Der Salzburger Manuel Innerhofer brachte das österreichische Betreuerteam um den früheren Europameister Helmut Schmuck in dieser Altersklasse zum Jubeln, denn der 19jährige holte sich hinter dem afrikanischen Wurzeln entstammenden Nekagenet Crippa (38:58) und dem Europameister Ranazan Karagoz (Türkei) in 39:44 Minuten die Bronzemedaille. „Eigentlich laufe ich lieber rein bergauf, aber scheinbar geht dies auch gut!“ freute sich Manuel Innerhofer.  
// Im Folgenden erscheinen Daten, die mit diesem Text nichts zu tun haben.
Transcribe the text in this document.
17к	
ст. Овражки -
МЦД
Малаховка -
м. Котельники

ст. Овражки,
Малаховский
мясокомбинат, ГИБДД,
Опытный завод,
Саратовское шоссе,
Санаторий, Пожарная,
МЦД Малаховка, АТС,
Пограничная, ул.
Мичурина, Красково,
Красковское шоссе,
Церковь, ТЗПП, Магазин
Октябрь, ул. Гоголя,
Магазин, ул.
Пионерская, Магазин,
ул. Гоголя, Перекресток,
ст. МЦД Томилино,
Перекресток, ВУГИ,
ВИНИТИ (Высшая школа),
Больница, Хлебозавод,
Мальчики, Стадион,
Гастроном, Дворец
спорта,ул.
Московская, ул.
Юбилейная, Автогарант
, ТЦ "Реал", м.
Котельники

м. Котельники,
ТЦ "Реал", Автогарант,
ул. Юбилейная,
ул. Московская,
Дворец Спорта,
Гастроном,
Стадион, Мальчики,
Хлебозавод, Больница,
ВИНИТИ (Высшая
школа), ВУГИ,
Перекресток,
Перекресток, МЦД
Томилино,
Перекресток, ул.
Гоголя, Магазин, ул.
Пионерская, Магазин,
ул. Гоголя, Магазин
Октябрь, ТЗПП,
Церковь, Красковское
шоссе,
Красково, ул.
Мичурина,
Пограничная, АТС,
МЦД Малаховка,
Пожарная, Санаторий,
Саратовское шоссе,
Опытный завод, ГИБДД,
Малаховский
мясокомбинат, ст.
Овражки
Die deutschen Juniorinnen mit Anna-Lena Stich (29./ TuS Bad Aibling) und Sabine Wallner (32./ WSV Rabenstein) wurden Elfte, die DLV-Frauenmannschaft kam mit Birgit Unterberger (OSC Berlin), Tanja Grießbaum (LG Rülzheim) und Simone Raatz (LG Region Karlsruhe) nicht über Rang 13 hinaus. Pech hatte dabei Birgit Unterberger, die durch einen Sturz in der Schlussrunde einige Plätze einbüßte und als 33. für das beste Einzelresultat der Frauen sorgte. In der Vorwoche noch holte sich die 37jährige Lehrerin bei den Masters- Weltmeisterschaften im tschechischen Janské Lásne den Titel in der W 35-Klasse.